Economia

Gastança no estilo Dilma é apontada como maior risco da economia no 2º sem

Crescem pressões de diversos lados para avanço de gastos públicos. Se, por um lado, governo se compromete com ajuste, de outro, faz planos de olho em 2022

Bolsonaro reafirma compromisso fiscal ao lado de Alcolumbre e Maia, em 12 de agosto de 2020  (Andressa Anholete/Getty Images)

Bolsonaro reafirma compromisso fiscal ao lado de Alcolumbre e Maia, em 12 de agosto de 2020 (Andressa Anholete/Getty Images)

Ligia Tuon

Ligia Tuon

Publicado em 18 de agosto de 2020 às 18h15.

Última atualização em 19 de agosto de 2020 às 08h50.

As previsões mais pessimistas para a economia brasileira com os efeitos da pandemia, que chegaram a indicar contração de 10% neste ano, acabaram por não se confirmar. Para o segundo semestre, porém, outros impeditivos podem barrar a recuperação de longo prazo.

Um dos riscos centrais no cenário macroeconômico envolve a agenda fiscal, fortemente degradada pela crise sanitária e social imposta pelo coronavírus, e que pode piorar com a pressão crescente dentro e fora do governo para ampliação de gastos públicos.

Por mais que o governo tenha se preocupado em alinhar publicamente seu discurso em relação à importância do teto de gastos — medida que restringe desde 2017 os gastos públicos de um ano à variação da inflação do ano anterior —, a avaliação de economistas de gestoras e casas de análise é de que os sinais de Brasília são negativos quanto à sustentabilidade fiscal:

"Não será difícil ver a pressão crescer por parte do presidente, do Centrão e dos militares em cima do Ministério da Economia para ser mais condescendente com gasto público", diz Sérgio Vale, economista-chefe da MB Associados em carta quinzenal divulgada nesta terça-feira, 18.

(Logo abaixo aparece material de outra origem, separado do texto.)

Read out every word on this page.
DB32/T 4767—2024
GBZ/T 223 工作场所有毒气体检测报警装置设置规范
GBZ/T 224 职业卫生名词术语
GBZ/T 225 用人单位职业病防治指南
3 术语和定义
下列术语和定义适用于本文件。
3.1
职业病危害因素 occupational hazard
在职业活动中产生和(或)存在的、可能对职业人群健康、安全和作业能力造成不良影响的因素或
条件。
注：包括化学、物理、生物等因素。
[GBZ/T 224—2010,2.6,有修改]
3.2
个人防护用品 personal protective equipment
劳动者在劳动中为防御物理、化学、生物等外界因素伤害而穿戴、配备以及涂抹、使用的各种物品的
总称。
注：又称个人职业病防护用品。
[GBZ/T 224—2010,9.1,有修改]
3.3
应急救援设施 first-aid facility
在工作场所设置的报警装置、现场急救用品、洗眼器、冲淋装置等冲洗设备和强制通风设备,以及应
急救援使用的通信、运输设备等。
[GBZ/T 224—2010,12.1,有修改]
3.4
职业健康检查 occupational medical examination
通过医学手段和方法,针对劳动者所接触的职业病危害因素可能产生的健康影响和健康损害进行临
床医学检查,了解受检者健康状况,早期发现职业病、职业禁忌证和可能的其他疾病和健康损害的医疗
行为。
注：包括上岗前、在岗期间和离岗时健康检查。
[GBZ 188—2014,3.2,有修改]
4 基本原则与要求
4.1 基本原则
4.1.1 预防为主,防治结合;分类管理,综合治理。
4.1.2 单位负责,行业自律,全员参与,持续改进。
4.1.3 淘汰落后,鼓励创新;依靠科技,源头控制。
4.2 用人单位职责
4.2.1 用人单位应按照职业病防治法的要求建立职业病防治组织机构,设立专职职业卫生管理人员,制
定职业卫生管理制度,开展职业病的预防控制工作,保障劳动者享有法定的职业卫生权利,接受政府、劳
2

"Esse discurso lembra em tom nada saudosista o velho mote da ex-presidente Dilma de que 'gasto é vida'. Ao seguir essa toada, o governo conseguirá juntar o pior da economia dos governos militares e petistas em uma situação fiscal muito pior do que nos últimos anos", diz. O motivo que levou ao impeachment da ex-presidente foi crime de responsabilidade, pelo descumprimento da Lei de Responsabilidade Fiscal.

Com a onda expansionista ganhando força, aumentaram os rumores sobre a possível saída do ministro da Economia, Paulo Guedes, principal defensor do ajuste fiscal e do teto de gastos. O temor do mercado foi refletido na queda de quase 1,73% na bolsa na segunda-feira, mas as perdas foram revertidas hoje, após Guedes reiterar que fica no governo.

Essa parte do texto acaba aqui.